Being an Indian citizen, you should be aware of different types of taxes imposed by the Indian Government. Check out here the basic concepts of all taxes in India.
We all pay taxes to our government in one form or the other. And we should pay it, as taxes are the basic source of revenue for all levels of government. In India, central government, state government and even the local governing bodies like the Municipality imposes various taxes on its citizens. In fact, Indian government levies so many taxes on its citizens that often individuals pay a tax without even knowing that they’re paying it! So if you’re curious to know exactly what taxes you’re paying and who taxes you then go through this article. Here you can learn the basic concepts of different types of taxes levied in Indian financial system.
In India, taxes imposed on citizens are basically categorized into two types – Direct Tax and Indirect Tax. They are governed by two separate boards namely Central Board of Direct Taxes (CBDT) and Central Board of Excise and Customs (CBEC). And the most fundamental classification of taxes is based on who is collecting the taxes from the tax payer.
Direct Taxes: Just as the name implies, direct taxes are those taxes that are paid directly to the government by the taxpayer. Or we can say these taxes are those that cannot be shifted to someone else by the taxpayer. Some of the most common direct taxes are: Income tax, Capital Gains tax, Wealth tax and Corporation tax.
Indirect Taxes: Indirect taxes are those that are paid through an intermediate party. Initially a mediator pays the tax to the government, and then he adds the tax amount to the value of goods or service he renders. In this way the tax amount is passed on to the end user. Sales tax, Excise duty and Service tax are some of the most common indirect taxes levied by Indian government.
In case of direct taxes, the tax rate that you pay is directly proportional to your income levels, but indirect taxes are equal for everyone. No matter poor or rich, everybody pays the same rate.
Income tax is probably the most common form of direct tax levied by the Central government of India. Every individual whose total income surpasses a prescribed limit are liable to pay this tax. Under the Income Tax Act, the term ‘individual’ not just refer to a person – it also includes Hindu Undivided Families, Trusts, Co-operative Societies, and any artificial judicial person. The Income tax amount paid by an individual is calculated on the basis of his/her taxable income in a given financial year, where taxable income means total income minus valid deductions and exemptions.
Capital Gains Tax
The profit you make by selling an asset is taxable under Capital Gains Tax. Here an asset may include residential property, stocks, bonds, jewelry, etc. However it should be noted that the capital gains are classified as long or short-term gains – based on for how long the asset was owned by the taxpayer. And the tax rate also varies dramatically between short term and long term gains.

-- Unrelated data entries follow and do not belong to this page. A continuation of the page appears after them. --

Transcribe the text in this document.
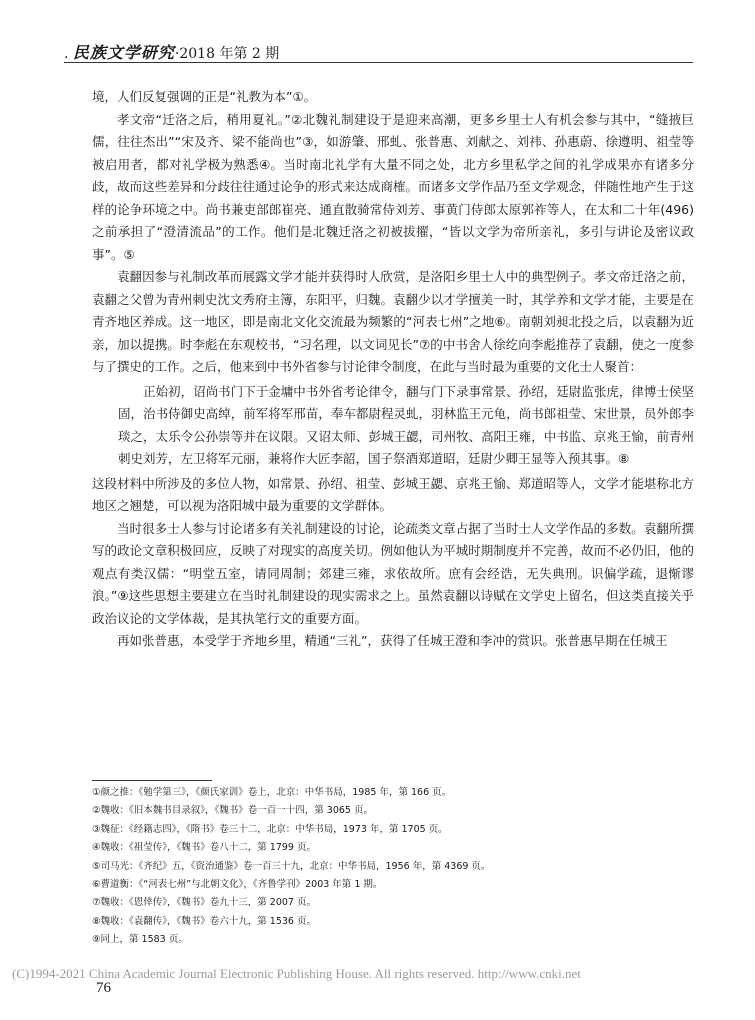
. 民族文学研究·2018 年第 2 期

境，人们反复强调的正是“礼教为本”①。

孝文帝“迁洛之后，稍用夏礼。”②北魏礼制建设于是迎来高潮，更多乡里士人有机会参与其中，“缝掖巨儒，往往杰出”“宋及齐、梁不能尚也”③，如游肇、邢虬、张普惠、刘献之、刘祎、孙惠蔚、徐遵明、祖莹等被启用者，都对礼学极为熟悉④。当时南北礼学有大量不同之处，北方乡里私学之间的礼学成果亦有诸多分歧，故而这些差异和分歧往往通过论争的形式来达成商榷。而诸多文学作品乃至文学观念，伴随性地产生于这样的论争环境之中。尚书兼吏部郎崔亮、通直散骑常侍刘芳、事黄门侍郎太原郭祚等人，在太和二十年(496) 之前承担了“澄清流品”的工作。他们是北魏迁洛之初被拔擢，“皆以文学为帝所亲礼，多引与讲论及密议政事”。⑤

袁翻因参与礼制改革而展露文学才能并获得时人欣赏，是洛阳乡里士人中的典型例子。孝文帝迁洛之前，袁翻之父曾为青州刺史沈文秀府主簿，东阳平，归魏。袁翻少以才学擅美一时，其学养和文学才能，主要是在青齐地区养成。这一地区，即是南北文化交流最为频繁的“河表七州”之地⑥。南朝刘昶北投之后，以袁翻为近亲，加以提携。时李彪在东观校书，“习名理，以文词见长”⑦的中书舍人徐纥向李彪推荐了袁翻，使之一度参与了撰史的工作。之后，他来到中书外省参与讨论律令制度，在此与当时最为重要的文化士人聚首：

正始初，诏尚书门下于金墉中书外省考论律令，翻与门下录事常景、孙绍，廷尉监张虎，律博士侯坚固，治书侍御史高绰，前军将军邢苗，奉车都尉程灵虬，羽林监王元龟，尚书郎祖莹、宋世景，员外郎李琰之，太乐令公孙崇等并在议限。又诏太师、彭城王勰，司州牧、高阳王雍，中书监、京兆王愉，前青州刺史刘芳，左卫将军元丽，兼将作大匠李韶，国子祭酒郑道昭，廷尉少卿王显等入预其事。⑧

这段材料中所涉及的多位人物，如常景、孙绍、祖莹、彭城王勰、京兆王愉、郑道昭等人，文学才能堪称北方地区之翘楚，可以视为洛阳城中最为重要的文学群体。

当时很多士人参与讨论诸多有关礼制建设的讨论，论疏类文章占据了当时士人文学作品的多数。袁翻所撰写的政论文章积极回应，反映了对现实的高度关切。例如他认为平城时期制度并不完善，故而不必仍旧，他的观点有类汉儒：“明堂五室，请同周制；郊建三雍，求依故所。庶有会经诰，无失典刑。识偏学疏，退惭谬浪。”⑨这些思想主要建立在当时礼制建设的现实需求之上。虽然袁翻以诗赋在文学史上留名，但这类直接关乎政治议论的文学体裁，是其执笔行文的重要方面。

再如张普惠，本受学于齐地乡里，精通“三礼”，获得了任城王澄和李冲的赏识。张普惠早期在任城王

①颜之推：《勉学第三》，《颜氏家训》卷上，北京：中华书局，1985 年，第 166 页。
②魏收：《旧本魏书目录叙》，《魏书》卷一百一十四，第 3065 页。
③魏征：《经籍志四》，《隋书》卷三十二，北京：中华书局，1973 年，第 1705 页。
④魏收：《祖莹传》，《魏书》卷八十二，第 1799 页。
⑤司马光：《齐纪》五，《资治通鉴》卷一百三十九，北京：中华书局，1956 年，第 4369 页。
⑥曹道衡：《“河表七州”与北朝文化》，《齐鲁学刊》2003 年第 1 期。
⑦魏收：《恩倖传》，《魏书》卷九十三，第 2007 页。
⑧魏收：《袁翻传》，《魏书》卷六十九，第 1536 页。
⑨同上，第 1583 页。
(C)1994-2021 China Academic Journal Electronic Publishing House. All rights reserved. http://www.cnki.net
76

Wealth Tax is an annual direct tax applicable on individuals, HUFs (Hindu Undivided Families) and companies, and it is charged on the net wealth of the assessee. Net wealth means value of all assets held by an individual less liabilities incurred to acquire those assets. Assets that are chargeable to wealth tax include: cash in hand above Rs 50,000, extra residential property not rented out, gold jewelry, cars, boats, aircrafts, yachts or urban land. Individuals or firms with net wealth exceeding Rs 30 Lakh are liable to pay this tax. And it is charged at the rate of 1 percent of the amount that exceeds the limit of 30 Lakh.
Corporate tax refers to the tax imposed on Companies and Businesses operating in India. It is levied against the profits earned by the corporate during a given taxable period. Rates of tax and the taxable base for foreign companies are different from those for domestic companies. A company is tagged as a foreign company if its core management is located outside India.
Like any country, India also imposes a tax on the sale of movable goods. The rate of tax may vary depending on the types of goods. In case of inter-state sales, the Central government levies the tax, whereas for intra-state sales, the State governmnet levies the tax.
Excise Duty, also called the Central Value Added Tax, is another indirect tax that is charged on those goods which are produced or manufactured within the country and are meant for home consumption. Tax imposed on manufacturing of these goods is originally paid by the manufacturer to the government who then passes its incidence on to the buyer.
The Central government of India levies a tax called ‘Service tax’ on services provided in India (except Jammu and Kashmir). The service provider collects the tax from its customers and pays the same to the government. Over the last few years, the government has extended the scope of service tax to cover new more services. Some of the major services for which you have to pay taxes include telephone, architect, interior decorating, advertising, beauty salons, health care, banking & financial service, maintenance service, consultancy service, etc.